The title 'Buffoon of the Bill' clearly goes to the triple-chined-yet-only-35-yrs-old Nicholas Hawkins, Tory member for Blackpool South. Hawkins, so it appeared, would read anything rather than follow the debate - the House Magazine, the Evening Standard (several times) and even a new-age magazine he had ridiculed earlier. Every now and again he would rise with sudden purpose and verbally lick his ministers bottom in the name of a good CV and then turn back to page one of the Standard to start again. "Here, Here, Here" he would gobble every so often and there must have been more than one member of the gallery that would have liked to have stopped proceedings and ask him exactly what it was that he had said "here here" to. He would undoubtedly have had no idea.
How fitting it was then that unbeknown to Hawkins, in his self-contained little world of career ladders, the ears belonging to a member of the gallery did record him slobbering: "Here, here, here, here - bullshit" in one of the afternoon sessions. Perhaps the one and only time that dear old Nicky, as he likes to be called, has been honest. But then he thought no-one was listening you see.
The fact that 9 out of the 16 Tory MPs on the Standing Committee were only elected in the 1992 general election begs one conclusion. What the Government wants from its representatives is not considered debate but a foaming defence of Tory ideals. And, with the expellation of much, largely unchallenged parochial hot air, the Bill sped towards completion, driven by promotion prospects.
"When does a rave become a ceiladh?" asked Norman Godman (Labour Committee member).

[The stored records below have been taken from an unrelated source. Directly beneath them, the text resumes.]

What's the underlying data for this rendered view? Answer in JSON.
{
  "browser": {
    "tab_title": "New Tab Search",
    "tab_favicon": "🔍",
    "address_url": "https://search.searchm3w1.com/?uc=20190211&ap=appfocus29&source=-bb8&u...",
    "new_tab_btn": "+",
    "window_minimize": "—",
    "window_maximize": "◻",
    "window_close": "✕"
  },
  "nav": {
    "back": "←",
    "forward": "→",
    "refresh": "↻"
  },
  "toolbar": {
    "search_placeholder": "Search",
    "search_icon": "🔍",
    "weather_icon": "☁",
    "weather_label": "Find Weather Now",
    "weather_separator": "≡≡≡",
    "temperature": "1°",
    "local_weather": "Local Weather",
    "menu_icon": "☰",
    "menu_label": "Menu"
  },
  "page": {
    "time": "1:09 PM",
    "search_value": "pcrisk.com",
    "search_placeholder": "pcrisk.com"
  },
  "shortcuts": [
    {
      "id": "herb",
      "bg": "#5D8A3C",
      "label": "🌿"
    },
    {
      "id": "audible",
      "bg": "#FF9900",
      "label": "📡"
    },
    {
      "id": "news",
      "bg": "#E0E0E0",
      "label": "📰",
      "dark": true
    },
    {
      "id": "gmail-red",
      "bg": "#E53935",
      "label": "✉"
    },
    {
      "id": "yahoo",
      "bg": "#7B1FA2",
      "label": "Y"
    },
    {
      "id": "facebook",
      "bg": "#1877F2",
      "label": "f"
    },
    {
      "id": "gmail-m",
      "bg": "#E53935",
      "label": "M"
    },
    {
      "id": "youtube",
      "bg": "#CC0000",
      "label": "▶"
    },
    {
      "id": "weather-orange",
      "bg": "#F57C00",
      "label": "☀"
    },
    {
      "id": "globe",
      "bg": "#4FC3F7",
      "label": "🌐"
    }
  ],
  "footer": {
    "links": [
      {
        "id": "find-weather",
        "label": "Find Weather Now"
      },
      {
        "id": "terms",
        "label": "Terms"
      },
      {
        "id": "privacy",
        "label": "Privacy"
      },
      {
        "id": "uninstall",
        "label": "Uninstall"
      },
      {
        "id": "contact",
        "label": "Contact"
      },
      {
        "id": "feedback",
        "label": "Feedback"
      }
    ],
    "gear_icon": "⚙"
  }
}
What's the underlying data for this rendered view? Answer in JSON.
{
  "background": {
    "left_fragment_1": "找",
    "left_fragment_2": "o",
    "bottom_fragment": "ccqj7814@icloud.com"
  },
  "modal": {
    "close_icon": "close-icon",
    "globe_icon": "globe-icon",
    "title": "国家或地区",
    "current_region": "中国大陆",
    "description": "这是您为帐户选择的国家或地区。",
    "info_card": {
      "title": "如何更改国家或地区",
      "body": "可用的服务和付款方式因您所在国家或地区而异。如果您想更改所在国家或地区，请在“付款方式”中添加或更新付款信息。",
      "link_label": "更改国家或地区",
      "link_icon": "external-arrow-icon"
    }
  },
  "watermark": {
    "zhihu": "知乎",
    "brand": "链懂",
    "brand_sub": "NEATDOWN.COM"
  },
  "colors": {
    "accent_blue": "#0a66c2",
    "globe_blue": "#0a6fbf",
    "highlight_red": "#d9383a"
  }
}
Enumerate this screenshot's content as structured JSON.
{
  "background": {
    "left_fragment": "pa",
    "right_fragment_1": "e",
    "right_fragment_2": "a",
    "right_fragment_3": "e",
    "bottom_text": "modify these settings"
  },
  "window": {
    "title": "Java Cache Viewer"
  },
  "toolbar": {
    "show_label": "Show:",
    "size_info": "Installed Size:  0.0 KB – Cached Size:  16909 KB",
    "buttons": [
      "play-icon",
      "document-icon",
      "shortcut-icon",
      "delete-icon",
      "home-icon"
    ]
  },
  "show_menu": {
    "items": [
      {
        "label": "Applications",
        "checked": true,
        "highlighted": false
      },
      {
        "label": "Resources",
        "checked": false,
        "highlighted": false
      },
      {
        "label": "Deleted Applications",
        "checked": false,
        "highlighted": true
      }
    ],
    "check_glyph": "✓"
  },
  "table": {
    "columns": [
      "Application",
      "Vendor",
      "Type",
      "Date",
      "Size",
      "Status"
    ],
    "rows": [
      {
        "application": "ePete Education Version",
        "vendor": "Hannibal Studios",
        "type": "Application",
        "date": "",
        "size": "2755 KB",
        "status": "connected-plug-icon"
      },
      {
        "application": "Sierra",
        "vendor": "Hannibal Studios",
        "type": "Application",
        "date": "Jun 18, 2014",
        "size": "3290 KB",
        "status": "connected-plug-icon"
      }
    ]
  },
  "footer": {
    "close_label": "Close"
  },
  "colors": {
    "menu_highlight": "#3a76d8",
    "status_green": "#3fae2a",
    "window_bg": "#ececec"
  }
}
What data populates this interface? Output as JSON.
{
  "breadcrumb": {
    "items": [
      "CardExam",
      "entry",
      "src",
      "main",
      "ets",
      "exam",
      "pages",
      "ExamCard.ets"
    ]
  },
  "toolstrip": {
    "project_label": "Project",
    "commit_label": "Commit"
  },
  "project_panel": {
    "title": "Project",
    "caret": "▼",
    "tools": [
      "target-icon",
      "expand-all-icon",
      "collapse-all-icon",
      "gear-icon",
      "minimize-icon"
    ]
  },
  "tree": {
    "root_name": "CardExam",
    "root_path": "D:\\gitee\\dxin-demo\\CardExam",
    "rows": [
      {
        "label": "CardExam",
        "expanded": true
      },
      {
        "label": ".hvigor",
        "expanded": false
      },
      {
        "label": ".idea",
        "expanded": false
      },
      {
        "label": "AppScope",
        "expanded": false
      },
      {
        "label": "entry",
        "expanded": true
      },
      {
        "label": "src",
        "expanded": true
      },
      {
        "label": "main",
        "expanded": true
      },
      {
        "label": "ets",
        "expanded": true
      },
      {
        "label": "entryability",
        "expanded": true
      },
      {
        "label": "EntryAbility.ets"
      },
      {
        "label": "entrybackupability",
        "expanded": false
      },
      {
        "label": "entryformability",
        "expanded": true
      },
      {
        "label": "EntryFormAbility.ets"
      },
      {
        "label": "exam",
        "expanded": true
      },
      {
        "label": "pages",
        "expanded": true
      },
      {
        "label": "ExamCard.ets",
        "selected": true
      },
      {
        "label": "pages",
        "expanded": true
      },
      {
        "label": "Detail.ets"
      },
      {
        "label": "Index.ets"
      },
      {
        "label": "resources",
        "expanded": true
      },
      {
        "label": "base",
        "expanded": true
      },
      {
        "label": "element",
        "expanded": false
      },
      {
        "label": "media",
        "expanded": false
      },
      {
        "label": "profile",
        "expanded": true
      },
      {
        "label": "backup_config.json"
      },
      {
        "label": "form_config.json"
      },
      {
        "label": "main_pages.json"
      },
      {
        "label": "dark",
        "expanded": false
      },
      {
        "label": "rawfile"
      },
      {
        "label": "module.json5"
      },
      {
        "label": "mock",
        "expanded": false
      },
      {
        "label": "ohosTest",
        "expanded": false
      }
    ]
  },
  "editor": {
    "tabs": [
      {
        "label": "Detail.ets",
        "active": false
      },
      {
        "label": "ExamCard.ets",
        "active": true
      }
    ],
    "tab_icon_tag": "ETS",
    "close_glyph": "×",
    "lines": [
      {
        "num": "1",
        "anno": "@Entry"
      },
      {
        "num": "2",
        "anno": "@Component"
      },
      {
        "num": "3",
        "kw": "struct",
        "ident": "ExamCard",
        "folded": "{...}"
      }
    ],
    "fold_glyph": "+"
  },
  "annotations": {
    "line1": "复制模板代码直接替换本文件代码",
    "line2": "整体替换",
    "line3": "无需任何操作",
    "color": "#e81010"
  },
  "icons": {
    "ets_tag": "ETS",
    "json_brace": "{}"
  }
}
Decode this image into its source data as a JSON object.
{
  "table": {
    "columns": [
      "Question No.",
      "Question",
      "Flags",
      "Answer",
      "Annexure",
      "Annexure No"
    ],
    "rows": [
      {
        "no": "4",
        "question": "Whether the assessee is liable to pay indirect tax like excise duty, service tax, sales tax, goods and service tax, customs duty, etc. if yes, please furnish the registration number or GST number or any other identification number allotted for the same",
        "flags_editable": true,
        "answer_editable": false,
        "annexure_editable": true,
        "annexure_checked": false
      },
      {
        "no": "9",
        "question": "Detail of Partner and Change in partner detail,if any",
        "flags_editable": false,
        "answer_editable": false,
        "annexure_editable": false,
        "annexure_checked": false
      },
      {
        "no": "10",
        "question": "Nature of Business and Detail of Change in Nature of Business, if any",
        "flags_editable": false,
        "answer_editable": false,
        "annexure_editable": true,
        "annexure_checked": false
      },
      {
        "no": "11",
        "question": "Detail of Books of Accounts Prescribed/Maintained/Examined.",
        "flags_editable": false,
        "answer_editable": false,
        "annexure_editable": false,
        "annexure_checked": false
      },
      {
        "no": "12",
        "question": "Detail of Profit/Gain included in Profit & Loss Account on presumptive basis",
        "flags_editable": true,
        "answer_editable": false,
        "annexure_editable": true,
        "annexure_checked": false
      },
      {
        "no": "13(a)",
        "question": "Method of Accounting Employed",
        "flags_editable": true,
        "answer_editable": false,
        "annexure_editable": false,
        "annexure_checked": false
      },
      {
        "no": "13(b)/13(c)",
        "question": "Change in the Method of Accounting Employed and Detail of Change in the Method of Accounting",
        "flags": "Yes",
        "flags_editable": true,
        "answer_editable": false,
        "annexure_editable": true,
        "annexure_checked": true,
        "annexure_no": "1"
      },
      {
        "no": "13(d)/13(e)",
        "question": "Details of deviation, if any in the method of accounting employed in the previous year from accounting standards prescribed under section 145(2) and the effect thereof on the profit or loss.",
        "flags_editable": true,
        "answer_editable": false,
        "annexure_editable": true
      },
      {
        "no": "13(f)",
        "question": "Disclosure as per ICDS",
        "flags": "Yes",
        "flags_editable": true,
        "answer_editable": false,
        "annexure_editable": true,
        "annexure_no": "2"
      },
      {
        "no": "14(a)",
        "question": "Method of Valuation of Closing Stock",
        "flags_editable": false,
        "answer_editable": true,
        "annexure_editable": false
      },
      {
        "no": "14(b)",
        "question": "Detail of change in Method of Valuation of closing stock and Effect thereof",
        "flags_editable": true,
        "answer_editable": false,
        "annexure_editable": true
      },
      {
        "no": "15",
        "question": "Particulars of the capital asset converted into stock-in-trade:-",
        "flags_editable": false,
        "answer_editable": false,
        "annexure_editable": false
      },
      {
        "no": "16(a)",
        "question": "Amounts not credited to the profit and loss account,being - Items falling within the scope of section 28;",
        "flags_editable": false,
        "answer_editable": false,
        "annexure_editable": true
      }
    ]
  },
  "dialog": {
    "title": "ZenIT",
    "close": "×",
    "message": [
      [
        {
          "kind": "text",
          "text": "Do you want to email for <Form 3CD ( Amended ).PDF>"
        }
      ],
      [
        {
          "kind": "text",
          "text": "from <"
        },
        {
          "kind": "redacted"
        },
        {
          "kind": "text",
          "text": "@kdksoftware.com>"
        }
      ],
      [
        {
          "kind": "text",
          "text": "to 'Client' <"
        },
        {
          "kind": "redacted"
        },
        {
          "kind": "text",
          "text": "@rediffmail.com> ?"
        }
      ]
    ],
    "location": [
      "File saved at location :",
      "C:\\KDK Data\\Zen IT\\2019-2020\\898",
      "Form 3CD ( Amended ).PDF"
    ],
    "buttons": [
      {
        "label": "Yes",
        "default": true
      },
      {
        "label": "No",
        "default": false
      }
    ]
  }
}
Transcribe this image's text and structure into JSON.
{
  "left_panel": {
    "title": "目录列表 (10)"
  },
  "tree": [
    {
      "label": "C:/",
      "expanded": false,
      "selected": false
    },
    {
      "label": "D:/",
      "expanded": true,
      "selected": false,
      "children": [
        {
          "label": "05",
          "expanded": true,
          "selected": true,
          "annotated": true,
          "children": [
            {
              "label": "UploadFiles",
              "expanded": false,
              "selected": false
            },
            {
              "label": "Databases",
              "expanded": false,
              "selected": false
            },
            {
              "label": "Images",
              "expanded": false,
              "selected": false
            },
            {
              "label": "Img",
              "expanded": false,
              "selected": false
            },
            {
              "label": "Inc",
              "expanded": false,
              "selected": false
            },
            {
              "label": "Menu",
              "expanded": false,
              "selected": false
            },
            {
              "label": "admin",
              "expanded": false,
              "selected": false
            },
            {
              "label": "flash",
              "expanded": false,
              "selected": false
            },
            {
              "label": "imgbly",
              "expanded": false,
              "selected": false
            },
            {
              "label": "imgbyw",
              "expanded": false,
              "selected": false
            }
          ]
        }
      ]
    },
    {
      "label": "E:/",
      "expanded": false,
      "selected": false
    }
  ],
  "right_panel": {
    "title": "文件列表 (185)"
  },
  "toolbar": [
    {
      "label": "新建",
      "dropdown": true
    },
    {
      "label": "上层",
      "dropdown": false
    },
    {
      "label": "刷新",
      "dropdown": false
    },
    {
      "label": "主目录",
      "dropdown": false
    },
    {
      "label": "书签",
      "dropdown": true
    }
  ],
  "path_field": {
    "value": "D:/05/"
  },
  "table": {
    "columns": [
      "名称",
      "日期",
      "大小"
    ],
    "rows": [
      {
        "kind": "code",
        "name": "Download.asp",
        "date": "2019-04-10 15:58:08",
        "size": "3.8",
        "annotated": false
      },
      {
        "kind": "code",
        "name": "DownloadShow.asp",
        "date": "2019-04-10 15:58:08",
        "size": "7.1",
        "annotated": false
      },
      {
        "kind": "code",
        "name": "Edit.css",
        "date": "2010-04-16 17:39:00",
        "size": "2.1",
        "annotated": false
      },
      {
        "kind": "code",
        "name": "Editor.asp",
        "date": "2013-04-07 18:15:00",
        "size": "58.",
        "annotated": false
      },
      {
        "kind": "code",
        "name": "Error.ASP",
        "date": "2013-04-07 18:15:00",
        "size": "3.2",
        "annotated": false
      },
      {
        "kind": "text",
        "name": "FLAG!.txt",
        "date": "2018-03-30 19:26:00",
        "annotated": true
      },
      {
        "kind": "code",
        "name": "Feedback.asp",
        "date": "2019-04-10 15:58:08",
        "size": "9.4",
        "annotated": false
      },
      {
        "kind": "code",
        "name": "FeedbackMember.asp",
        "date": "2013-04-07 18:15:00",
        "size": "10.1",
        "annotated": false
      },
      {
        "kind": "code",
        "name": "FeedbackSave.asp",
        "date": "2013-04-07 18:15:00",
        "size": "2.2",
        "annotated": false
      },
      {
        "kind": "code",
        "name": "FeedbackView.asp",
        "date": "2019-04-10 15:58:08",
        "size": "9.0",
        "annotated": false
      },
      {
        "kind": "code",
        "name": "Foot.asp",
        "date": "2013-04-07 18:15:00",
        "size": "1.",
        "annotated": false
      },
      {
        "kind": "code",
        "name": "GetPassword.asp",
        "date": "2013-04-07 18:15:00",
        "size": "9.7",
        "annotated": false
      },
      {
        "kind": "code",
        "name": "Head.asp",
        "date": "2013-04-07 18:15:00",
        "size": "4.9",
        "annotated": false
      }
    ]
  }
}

"When it’s music that involves any kind of loud speaker," came the field marshal's reply. The Bill itself defines music as inclusive of a series of repetitive beats. Did anyone then note the irony when at this moment, outside room 11, a car alarm went off sending its repetitive whines off to initiate a few migraines? The answer of course is no, neatly drowned as it was by the repetitive bleats of the wannabe government MPs.
"The Government have no quarrel with the nomadic way of life,” claimed David MacLean in the Standing Committee and Neil Gerrard (Lab MP -Walthamstow) was "glad" to hear it "Does the minister then dissociate himself from a leaflet used by the Hon. Member for Hereford and Stortford (Bowen Wells) during the last election, entitled 'Conservatives Against Gypsys?" asked Gerrard.
”I do not associate or dissociate myself with or from anything that I have not read," retorted field marshal MacLean. “I'll show it to you,” Gerrard squeezed in before the Chairman ruled the exchange irrelevant to the amendment under consideration.
However, the truth of the Government benches' association with blatantly racist election material was demonstrated at the end of the session when Neil Gerrard crossed the floor to hand MacLean a copy of the leaflet before leaving.
Field marshal MacLean, unaware that anyone was still watching (most people were leaving the committee room), read the leaflet and laughed out loud. He then walked over to a group of four lingering Tory MPs (Nicholas Hawkins, Derek Conway, Peter Butter and Jaques Arnold). In turn, each of them laughed out loud except Arnold, who blew his cheeks in a way that recognised the leaflet might not look too good if it was published.
Printed originally in SQUALL 5, it was decided that a reminder was necessary.